DR

Il était un des grands représentants du western spaghetti.

"Mourir n'est pas la pire des choses qui puisse arriver à un homme".
C'est sur ces mots que commence la lettre que Jack Beauregard (Henry Fonda) adresse à Personne (Terence Hill), avant de prendre un bateau pour fuire l'Ouest sauvage vers l'Europe.
C'est sur ce mots que se termine l'un des plus beaux westerns (spaghetti) du cinéma. Mon Nom est personne

Et c'est précisément à ces mots qu'on pense ce matin en apprenant la mort de Tonino Valerii, le réalisateur de ce film magnifique. 

Né en 1934 en Italie, Tonino Valerii fait ses premières armes au cinéma en tant que scénariste.
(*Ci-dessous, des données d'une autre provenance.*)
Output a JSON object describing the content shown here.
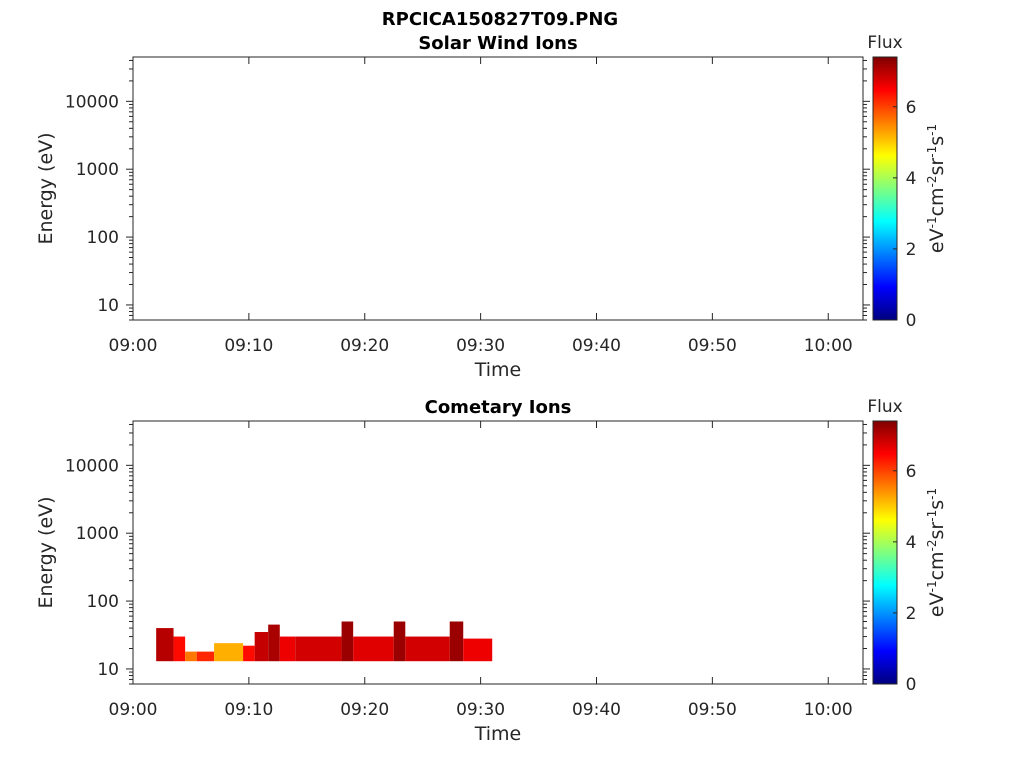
{
  "figure": {
    "title": "RPCICA150827T09.PNG"
  },
  "colormap": {
    "name": "jet",
    "stops": [
      "#00007f",
      "#0000ff",
      "#007fff",
      "#00ffff",
      "#7fff7f",
      "#ffff00",
      "#ff7f00",
      "#ff0000",
      "#7f0000"
    ]
  },
  "chart_data": [
    {
      "type": "heatmap",
      "title": "Solar Wind Ions",
      "xlabel": "Time",
      "ylabel": "Energy (eV)",
      "xticks": [
        "09:00",
        "09:10",
        "09:20",
        "09:30",
        "09:40",
        "09:50",
        "10:00"
      ],
      "xlim": [
        "09:00",
        "10:03"
      ],
      "yscale": "log",
      "ylim": [
        6,
        45000
      ],
      "yticks": [
        10,
        100,
        1000,
        10000
      ],
      "ytick_labels": [
        "10",
        "100",
        "1000",
        "10000"
      ],
      "colorbar": {
        "title": "Flux",
        "label": "eV-1cm-2sr-1s-1",
        "range": [
          0,
          7.4
        ],
        "ticks": [
          "0",
          "2",
          "4",
          "6"
        ]
      },
      "bins": []
    },
    {
      "type": "heatmap",
      "title": "Cometary Ions",
      "xlabel": "Time",
      "ylabel": "Energy (eV)",
      "xticks": [
        "09:00",
        "09:10",
        "09:20",
        "09:30",
        "09:40",
        "09:50",
        "10:00"
      ],
      "xlim": [
        "09:00",
        "10:03"
      ],
      "yscale": "log",
      "ylim": [
        6,
        45000
      ],
      "yticks": [
        10,
        100,
        1000,
        10000
      ],
      "ytick_labels": [
        "10",
        "100",
        "1000",
        "10000"
      ],
      "colorbar": {
        "title": "Flux",
        "label": "eV-1cm-2sr-1s-1",
        "range": [
          0,
          7.4
        ],
        "ticks": [
          "0",
          "2",
          "4",
          "6"
        ]
      },
      "bins": [
        {
          "t0": "09:02:00",
          "t1": "09:03:30",
          "e0": 13,
          "e1": 40,
          "flux": 7.0
        },
        {
          "t0": "09:03:30",
          "t1": "09:04:30",
          "e0": 13,
          "e1": 30,
          "flux": 6.4
        },
        {
          "t0": "09:04:30",
          "t1": "09:05:30",
          "e0": 13,
          "e1": 18,
          "flux": 5.6
        },
        {
          "t0": "09:05:30",
          "t1": "09:07:00",
          "e0": 13,
          "e1": 18,
          "flux": 6.2
        },
        {
          "t0": "09:07:00",
          "t1": "09:09:30",
          "e0": 13,
          "e1": 24,
          "flux": 5.2
        },
        {
          "t0": "09:09:30",
          "t1": "09:10:30",
          "e0": 13,
          "e1": 22,
          "flux": 6.4
        },
        {
          "t0": "09:10:30",
          "t1": "09:11:40",
          "e0": 13,
          "e1": 35,
          "flux": 6.9
        },
        {
          "t0": "09:11:40",
          "t1": "09:12:40",
          "e0": 13,
          "e1": 45,
          "flux": 7.1
        },
        {
          "t0": "09:12:40",
          "t1": "09:14:00",
          "e0": 13,
          "e1": 30,
          "flux": 6.6
        },
        {
          "t0": "09:14:00",
          "t1": "09:18:00",
          "e0": 13,
          "e1": 30,
          "flux": 6.8
        },
        {
          "t0": "09:18:00",
          "t1": "09:19:00",
          "e0": 13,
          "e1": 50,
          "flux": 7.2
        },
        {
          "t0": "09:19:00",
          "t1": "09:22:30",
          "e0": 13,
          "e1": 30,
          "flux": 6.7
        },
        {
          "t0": "09:22:30",
          "t1": "09:23:30",
          "e0": 13,
          "e1": 50,
          "flux": 7.2
        },
        {
          "t0": "09:23:30",
          "t1": "09:27:20",
          "e0": 13,
          "e1": 30,
          "flux": 6.8
        },
        {
          "t0": "09:27:20",
          "t1": "09:28:30",
          "e0": 13,
          "e1": 50,
          "flux": 7.2
        },
        {
          "t0": "09:28:30",
          "t1": "09:31:00",
          "e0": 13,
          "e1": 28,
          "flux": 6.6
        }
      ]
    }
  ]
}
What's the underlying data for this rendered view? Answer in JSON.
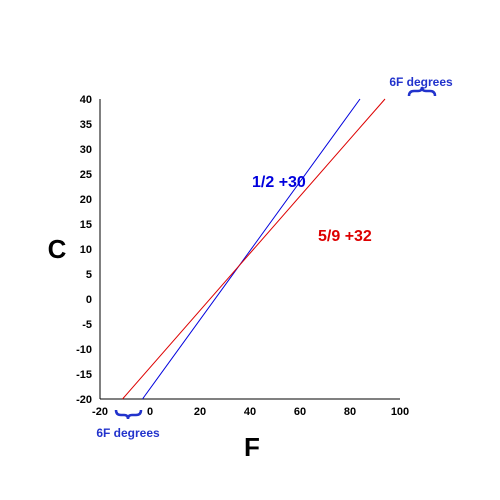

Il écrit d'abord Tutto e musica, le premier film du chanteur Domenico Modugno (Volare, c'est lui) puis La Crypte du vampire un film d'horreur AIP avec Christopher Lee. Mais tout commence vraiment en 1964, lorsqu'il passe assistant réalisateur de Sergio Leone sur Pour une poignée de dollars. C'est évidemment sur ce film et le suivant, Pour quelques dollars de plus, qu'il fait ses armes et mûrit toute l'oeuvre à venir.

A partir de là, Tonino Valerii oeuvrera essentiellement dans le genre et surtout le Western Spaghetti. Le jour de la colère, l'un de ses premiers longs est une histoire de transmission, la relation entre un jeune homme humilié par tout un village et un mystérieux shootist (Lee Van Cleef) qui va l'aider à se venger. Tout est là : l'atmosphère leonienne, les acteurs imposants, le dialogue qui claque ("ne jamais se mettre entre un révolver et sa cible") ainsi qu'un sens évident du maniérisme qui va l'amener à pousser le western spaghetti dans ses derniers retranchements esthétiques et philosophiques.

L'adieu au western

Il y aura ensuite Texas, variation westernienne sur l'assassinat de Kennedy, La Horde des salopards (avec James Coburn et Bud Spenser) mais surtout, Mon nom est Personne, donc, l'un des plus beaux westerns jamais réalisés. On sait que Leone s'est longtemps attribué la paternité du film (dont il avait eu l'idée et qu'il avait produit), mais aujourd'hui, plus personne n'en doute : ce chant du cygne, cet hommage à la fois joyeux, triste et amoureux au western est bien l'oeuvre de Valerii (Leone n'aurait réalisé que la scène de l'urinoire). Personne est le récit d'une amitié étrange, celle entre un vieux héros de l'Ouest usé et d'un jeune loup solitaire. Jack de Beauregard et Personne. Henry Fonda et Terence Hill. Contrairement au tout-venant du genre, le film est une variation non pas potache et grimaçante, mais admirative et théorique sur le western. D'abord imaginé comme la réponse de Leone aux succès bouffons de Terence Hill qui pervertissaient selon lui le spaghetti, le film de Valerii se transforme très vite en réflexion mélancolique sur la filiation, la vieillesse et la fin d’une époque. Et derrière le carton populaire, se cache un post-scriptum ironique et émouvant au genre, un adieu au western en général, grâce à la magnifique présence de Fonda, et une merveilleuse compilation des mythes de l'Ouest et ceux de la vieille Europe (on peut voir le film comme une relecture de l'Odyssée).

DR

Après ce chef-d'oeuvre, Tonino Valerii réalisera encore quelques jolis films (le polar Profession garde du corps ou le western Les requins du désert) avant de traverser les années 80 et 90 à la télévision ou en signant des thrillers ou des films érotiques.  

"Je suis fatigué. Il n'est pas vrai que les années ne produisent que des sages, elles ne produisent que des vieillards." Ou des fantômes.
Tonino Valerii est mort à Rome le 13 Octobre, mais son Jack de Beauregard lui, est toujours vivant.